Lawyering is Balancing Visible and Invisible Bullets

-- By OliviaMartinez - 22 Feb 2021

Lawyering is Balancing Visible and Invisible Bullets

Serving as a lawyer requires a balancing of invisible bullets and actual bullets, and being able to recover from those interactions with deadly weapons.

Tangible Bullets

I’ve grown up around bullets. I know that bullets have a different significance within each culture, and different effects on each community.

In my childhood home, my neighbor’s house was shot while my grandfather was walking our dog on the sidewalk outside. The next week, while I was at the lake with my grandmother, there was a shooting on the shore. In that same year, more people left my neighborhood, destination unknown, than I ever noticed before. There were more police than I had ever noticed before, too. I learned that there is a short distance between increased surveillance and the sounds of police sirens -- one always beckoning the other.

In my second home, we lived about five minutes away from Fort Dix McGuire? military base. I would hear shots constantly, but quickly learned it was nothing to worry about. They were training to shoot someone else, somewhere else. They were practicing to kill people. They were killing people. This was fine. However, when the shot was a little closer, at the El Sombrero Motel four houses down the street from me, police sirens always followed.

Now, I live next to a hunting club. Almost everyone in my town owns a gun, and no one locks them in a gun cabinet. Every year this leads to some kind of tragedy, but it is worth it to keep the guns and to keep the freedom. My town is one of the most consistently red voting districts in New Jersey, but without the wealth of other red districts in NJ and with many of the social issues associated with our Appalachian neighbors. There’s no police sirens to follow the sounds of the shots here, but people do still disappear.

I came to law school to change the disparity in the surveillance, freedom, and punishment different groups experience, and in the ways justice is administered. The management of bullets is only one example of this, but it is relevant when thinking about lawyers and law students, both of whom are battered with invisible bullets.

Invisible Bullets

Invisible bullets are different from real bullets. There’s no red blood or blue lights attached. They don’t kill on site, but they do leave a path of trauma like their tangible counterparts. Invisible bullets come in many forms. They exist in the confederate flags that fly proudly in my town and in the failing school district my family fled. They are what made young students in my hometown vulnerable to military recruitment, and what my neighbors from the McGuire? Base brought back home with them, much like Robinson. They are what make some lawyers work merely for money, what drives lawyers to put humans in prison, and what makes lawyers into Thurgood Marshall’s and Bryan Stevenson’s, changing the course of social justice forever. What gave the lawyer the ability to dissociate so well from their work that they can survive at one of the best big firms, in the most competitive legal market? Certainly, they’ve been hit with an invisible bullet.

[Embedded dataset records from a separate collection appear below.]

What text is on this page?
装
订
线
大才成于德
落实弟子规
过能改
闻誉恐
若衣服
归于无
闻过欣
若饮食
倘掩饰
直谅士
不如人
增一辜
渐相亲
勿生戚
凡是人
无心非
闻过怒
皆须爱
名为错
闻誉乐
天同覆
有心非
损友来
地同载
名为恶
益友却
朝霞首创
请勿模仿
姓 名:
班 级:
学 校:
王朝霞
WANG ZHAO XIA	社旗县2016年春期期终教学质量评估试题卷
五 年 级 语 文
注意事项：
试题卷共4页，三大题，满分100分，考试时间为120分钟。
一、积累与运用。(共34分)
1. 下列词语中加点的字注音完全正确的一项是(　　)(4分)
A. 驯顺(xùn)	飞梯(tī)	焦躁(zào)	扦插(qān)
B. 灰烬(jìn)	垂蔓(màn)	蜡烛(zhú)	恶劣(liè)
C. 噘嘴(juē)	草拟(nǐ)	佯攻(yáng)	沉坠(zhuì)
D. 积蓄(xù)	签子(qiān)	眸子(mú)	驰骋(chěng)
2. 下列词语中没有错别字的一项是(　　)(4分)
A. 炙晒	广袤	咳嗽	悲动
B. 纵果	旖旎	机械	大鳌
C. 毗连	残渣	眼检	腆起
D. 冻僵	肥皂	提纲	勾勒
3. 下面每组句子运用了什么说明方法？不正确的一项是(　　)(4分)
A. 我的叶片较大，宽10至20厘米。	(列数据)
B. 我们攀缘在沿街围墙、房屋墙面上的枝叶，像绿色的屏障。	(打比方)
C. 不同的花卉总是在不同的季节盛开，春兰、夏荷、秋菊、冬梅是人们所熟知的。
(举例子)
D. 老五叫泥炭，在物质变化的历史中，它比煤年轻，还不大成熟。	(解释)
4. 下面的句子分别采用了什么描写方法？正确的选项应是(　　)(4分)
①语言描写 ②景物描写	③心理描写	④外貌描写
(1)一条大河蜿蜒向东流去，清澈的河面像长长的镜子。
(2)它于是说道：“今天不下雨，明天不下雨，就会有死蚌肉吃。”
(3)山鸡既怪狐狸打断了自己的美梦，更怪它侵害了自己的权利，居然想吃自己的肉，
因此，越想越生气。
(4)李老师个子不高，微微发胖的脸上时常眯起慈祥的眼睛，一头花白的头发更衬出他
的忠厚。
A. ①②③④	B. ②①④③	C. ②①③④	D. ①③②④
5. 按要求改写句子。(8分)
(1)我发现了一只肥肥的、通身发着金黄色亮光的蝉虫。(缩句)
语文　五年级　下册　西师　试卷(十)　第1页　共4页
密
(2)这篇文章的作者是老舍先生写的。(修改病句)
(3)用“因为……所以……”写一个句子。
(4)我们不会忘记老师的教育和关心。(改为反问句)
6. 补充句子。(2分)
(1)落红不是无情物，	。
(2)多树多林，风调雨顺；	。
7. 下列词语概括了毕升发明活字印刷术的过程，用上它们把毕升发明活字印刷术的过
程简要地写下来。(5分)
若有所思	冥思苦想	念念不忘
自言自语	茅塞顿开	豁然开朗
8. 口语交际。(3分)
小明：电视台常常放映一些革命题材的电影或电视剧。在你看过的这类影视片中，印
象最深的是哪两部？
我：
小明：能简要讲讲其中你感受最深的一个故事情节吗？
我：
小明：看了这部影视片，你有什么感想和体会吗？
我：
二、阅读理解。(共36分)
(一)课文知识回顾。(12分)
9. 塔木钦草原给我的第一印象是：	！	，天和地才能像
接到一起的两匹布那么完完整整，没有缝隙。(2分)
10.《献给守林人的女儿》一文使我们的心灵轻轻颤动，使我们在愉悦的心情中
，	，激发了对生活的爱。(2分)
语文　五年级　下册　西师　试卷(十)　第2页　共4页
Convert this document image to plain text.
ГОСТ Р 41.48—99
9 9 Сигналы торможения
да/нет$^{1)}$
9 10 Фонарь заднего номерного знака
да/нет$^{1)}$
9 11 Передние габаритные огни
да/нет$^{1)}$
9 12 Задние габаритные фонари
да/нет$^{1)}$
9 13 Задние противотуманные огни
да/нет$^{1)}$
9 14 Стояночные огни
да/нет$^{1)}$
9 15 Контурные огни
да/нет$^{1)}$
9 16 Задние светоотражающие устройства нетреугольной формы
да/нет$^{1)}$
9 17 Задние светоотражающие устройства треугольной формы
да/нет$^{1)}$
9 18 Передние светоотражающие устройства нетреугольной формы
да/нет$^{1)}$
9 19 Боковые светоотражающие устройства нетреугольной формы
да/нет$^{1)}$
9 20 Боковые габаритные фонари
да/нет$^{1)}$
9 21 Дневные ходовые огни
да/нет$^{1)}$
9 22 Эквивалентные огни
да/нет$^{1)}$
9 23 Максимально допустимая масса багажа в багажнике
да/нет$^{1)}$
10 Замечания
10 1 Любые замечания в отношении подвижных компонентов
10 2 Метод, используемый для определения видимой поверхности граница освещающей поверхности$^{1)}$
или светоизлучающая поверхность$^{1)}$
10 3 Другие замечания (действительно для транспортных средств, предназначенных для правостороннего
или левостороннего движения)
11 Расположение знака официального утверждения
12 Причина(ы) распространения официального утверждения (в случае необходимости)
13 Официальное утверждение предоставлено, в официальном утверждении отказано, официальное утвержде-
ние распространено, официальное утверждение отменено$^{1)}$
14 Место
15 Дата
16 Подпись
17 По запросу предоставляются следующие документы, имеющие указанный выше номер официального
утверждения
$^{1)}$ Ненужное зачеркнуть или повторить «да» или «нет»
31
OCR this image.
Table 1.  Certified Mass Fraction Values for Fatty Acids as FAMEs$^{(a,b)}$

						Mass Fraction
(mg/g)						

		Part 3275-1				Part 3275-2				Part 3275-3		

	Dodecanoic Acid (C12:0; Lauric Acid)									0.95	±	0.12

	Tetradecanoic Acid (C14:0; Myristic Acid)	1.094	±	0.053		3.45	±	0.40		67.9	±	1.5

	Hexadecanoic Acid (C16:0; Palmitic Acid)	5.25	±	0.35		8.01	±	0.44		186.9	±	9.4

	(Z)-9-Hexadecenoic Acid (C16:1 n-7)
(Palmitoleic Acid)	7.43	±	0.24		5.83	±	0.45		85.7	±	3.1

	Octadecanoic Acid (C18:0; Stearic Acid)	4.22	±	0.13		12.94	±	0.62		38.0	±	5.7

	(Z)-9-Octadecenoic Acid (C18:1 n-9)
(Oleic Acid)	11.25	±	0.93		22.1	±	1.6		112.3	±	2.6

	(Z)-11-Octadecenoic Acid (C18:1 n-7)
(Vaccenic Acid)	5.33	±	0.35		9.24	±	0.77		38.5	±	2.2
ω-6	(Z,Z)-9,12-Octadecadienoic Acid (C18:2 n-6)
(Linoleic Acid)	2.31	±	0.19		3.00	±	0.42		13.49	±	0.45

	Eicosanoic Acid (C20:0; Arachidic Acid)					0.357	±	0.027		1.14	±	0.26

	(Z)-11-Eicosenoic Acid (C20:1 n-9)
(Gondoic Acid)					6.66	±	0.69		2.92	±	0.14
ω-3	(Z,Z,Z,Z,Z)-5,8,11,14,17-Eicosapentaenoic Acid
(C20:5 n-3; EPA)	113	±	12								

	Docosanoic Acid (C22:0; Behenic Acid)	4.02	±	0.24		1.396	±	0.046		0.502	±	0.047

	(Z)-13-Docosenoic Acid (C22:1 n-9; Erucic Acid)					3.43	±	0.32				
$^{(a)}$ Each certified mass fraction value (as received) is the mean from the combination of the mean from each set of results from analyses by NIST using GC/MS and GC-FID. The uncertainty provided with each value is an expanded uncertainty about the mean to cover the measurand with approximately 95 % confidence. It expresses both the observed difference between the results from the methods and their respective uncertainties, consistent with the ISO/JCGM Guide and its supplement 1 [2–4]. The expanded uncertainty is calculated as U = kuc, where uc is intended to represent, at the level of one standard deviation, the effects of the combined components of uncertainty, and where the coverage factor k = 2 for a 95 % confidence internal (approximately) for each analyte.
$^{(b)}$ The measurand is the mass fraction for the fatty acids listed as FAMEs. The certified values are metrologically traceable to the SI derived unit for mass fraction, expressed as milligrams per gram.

Protective Measures: Bullet Proof Vests and Fighting for the Shooter

Bullet Proof Vests

Good lawyering skills are not enough. A good education is not enough. I’m at one of the most expensive, most well-resourced law schools in the country, and still, with every new turn in law school, someone has been shot. The proximity to evil, inherent in the legal profession is constantly, hauntingly felt. There is a need for bulletproof vests to protect against invisible bullets.

Public Defense/Defending the Real Shooter

The irony in this metaphor is that some of us will be working with people who have been shot by or have shot real bullets. Public defense work means representing everyone, because everyone deserves representation. To me it means using this law degree to do good, and forming a bullet proof vest for myself to wage a fight against the evils of the world that lead to bullets being shot and humans being locked in prison. This summer I will work at the Center for Appellate Litigation, serving individuals who are on their last chance. These are individuals who have already shot the bullet, and, in theory, locking them up will halt the invisible bullets society would suffer from if they were free and repair the holes they made. It will not.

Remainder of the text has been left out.